No dia em que ela se internou fui à Clínica, para vê como estava. Também, informei que eu ia viajar com a equipe de xadrez da Universidade para o Estado do Maranhão. Ela estava muito contente. Na cidade de São Luiz, para mim o campeonato de xadrez por equipe foi sofrível, e para completar não consegui contato com ela nestes dias. Voltei para a cidade de Fortaleza, e ela tinha viajado para São Paulo, ainda em conformidade com o tratamento. Ainda nestas férias, também segui em uma excursão. O contato com ela continuava difícil. Quando retornei fiquei sabendo do sucesso das intervenções através dos pais da bela Maria. Na última vez que fui ao apartamento, ela ainda não tinha retornado. Aproveitando joguei algumas partidas com o pai de Maria, perdi várias no tempo. Estava muito lento. Acho que a cabeça não estava boa. Dias depois, pouco antes do início das aulas consegui falar com ela, que parecia fria e distante. Realmente, distante mesmo...
As aulas começaram e a encontrei com amigos defronte a biblioteca. Parecia a mesma de antes, estava muito bela, aparentemente as imperfeições tinham sido corrigidas. Que beleza! Mas, os amigos de outrora voltaram.
Quando me aproximei para conversar, ela apenas lançou um olhar e um mancebo saiu do prédio a pegou levemente pelo braço. E o grupo foi caminhando vagarosamente pela calçada. Entendi o significado do gesto, fiquei parado por um tempo. Acabou!
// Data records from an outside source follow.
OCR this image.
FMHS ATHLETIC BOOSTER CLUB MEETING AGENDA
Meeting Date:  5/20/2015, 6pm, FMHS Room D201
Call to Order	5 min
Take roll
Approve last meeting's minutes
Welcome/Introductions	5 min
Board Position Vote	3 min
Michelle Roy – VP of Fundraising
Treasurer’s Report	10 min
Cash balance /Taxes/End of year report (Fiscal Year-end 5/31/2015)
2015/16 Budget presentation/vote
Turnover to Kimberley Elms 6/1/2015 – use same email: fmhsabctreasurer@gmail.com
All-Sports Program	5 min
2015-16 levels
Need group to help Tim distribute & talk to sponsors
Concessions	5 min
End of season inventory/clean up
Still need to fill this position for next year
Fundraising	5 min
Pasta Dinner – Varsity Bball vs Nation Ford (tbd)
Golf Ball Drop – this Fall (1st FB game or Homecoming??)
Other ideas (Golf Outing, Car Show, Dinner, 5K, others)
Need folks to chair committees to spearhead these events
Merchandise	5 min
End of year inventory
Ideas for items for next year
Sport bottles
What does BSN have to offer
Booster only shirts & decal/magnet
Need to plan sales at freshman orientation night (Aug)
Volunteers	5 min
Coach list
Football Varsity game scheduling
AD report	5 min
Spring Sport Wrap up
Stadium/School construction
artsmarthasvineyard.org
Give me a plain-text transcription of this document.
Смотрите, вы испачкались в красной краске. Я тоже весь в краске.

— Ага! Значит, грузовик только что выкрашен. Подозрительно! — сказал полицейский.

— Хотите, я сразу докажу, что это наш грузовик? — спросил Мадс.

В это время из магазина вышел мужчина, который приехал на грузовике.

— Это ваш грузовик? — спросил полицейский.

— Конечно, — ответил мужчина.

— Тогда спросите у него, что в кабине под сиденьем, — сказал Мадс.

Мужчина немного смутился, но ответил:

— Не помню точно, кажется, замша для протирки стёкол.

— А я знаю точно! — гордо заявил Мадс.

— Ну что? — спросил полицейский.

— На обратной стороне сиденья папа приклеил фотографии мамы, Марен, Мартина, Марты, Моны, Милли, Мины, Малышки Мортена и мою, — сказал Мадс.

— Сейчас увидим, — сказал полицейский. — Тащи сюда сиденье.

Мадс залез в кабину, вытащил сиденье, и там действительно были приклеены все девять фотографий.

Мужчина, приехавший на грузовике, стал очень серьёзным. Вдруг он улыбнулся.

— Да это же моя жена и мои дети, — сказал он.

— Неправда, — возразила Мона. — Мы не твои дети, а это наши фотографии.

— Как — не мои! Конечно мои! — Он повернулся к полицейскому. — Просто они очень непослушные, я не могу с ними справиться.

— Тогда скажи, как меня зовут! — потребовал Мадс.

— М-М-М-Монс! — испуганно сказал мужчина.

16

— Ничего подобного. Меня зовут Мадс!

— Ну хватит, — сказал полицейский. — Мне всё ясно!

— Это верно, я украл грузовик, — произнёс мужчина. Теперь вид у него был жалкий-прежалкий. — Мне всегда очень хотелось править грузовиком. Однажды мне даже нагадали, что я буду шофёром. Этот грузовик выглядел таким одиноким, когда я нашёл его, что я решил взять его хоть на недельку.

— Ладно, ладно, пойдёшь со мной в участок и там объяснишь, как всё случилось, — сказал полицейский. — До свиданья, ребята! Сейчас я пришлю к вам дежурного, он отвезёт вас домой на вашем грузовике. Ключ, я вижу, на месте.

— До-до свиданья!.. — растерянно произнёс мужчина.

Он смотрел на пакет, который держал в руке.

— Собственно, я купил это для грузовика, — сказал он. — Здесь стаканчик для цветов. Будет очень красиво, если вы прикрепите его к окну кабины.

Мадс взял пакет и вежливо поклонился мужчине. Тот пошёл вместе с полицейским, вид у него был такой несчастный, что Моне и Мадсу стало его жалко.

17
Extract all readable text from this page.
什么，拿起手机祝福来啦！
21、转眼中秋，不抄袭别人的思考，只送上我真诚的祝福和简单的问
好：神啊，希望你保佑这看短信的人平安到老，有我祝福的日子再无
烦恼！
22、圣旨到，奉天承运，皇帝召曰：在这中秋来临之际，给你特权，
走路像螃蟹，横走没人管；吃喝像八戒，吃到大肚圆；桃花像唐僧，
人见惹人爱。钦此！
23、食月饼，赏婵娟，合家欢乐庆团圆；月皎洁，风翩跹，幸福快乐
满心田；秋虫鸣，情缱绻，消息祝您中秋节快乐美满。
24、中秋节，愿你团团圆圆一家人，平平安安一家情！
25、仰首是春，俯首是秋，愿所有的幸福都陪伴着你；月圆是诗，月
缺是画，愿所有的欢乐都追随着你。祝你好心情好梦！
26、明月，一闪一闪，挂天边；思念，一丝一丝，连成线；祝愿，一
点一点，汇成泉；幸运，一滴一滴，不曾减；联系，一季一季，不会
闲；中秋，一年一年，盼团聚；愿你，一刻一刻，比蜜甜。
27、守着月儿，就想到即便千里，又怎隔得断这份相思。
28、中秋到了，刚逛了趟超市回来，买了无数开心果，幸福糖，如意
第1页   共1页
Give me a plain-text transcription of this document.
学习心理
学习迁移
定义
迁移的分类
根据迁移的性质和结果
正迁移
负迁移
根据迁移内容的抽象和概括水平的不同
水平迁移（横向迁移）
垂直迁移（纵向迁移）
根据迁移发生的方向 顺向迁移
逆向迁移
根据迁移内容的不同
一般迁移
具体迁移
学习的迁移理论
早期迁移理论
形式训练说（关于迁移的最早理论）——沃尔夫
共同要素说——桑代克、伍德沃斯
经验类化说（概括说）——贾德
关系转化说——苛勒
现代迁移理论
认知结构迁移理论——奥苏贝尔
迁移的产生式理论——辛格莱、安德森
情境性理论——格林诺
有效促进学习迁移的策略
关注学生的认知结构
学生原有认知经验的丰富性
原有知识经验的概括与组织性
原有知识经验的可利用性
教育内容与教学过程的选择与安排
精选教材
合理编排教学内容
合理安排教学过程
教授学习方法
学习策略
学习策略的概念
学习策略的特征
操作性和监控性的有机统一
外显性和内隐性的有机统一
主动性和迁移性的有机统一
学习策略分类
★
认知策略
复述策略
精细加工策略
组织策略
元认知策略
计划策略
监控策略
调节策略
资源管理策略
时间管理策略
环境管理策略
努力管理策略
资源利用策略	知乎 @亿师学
E nunca mais apareceu para jogar xadrez na sala. Segui a minha vida no curso de Engenharia, também envolvido em política, eleição do Centro Acadêmico, e o grupo de xadrez. Continuei abrindo a sala de xadrez. Em poucas oportunidades, eu a vi pelo Campus. Sempre de passagem, de longe. Algum tempo depois, fiquei sabendo que aquela menina bonita voltou a estudar em sua terra natal. O tempo passou e só o xadrez ficou daquele relacionamento.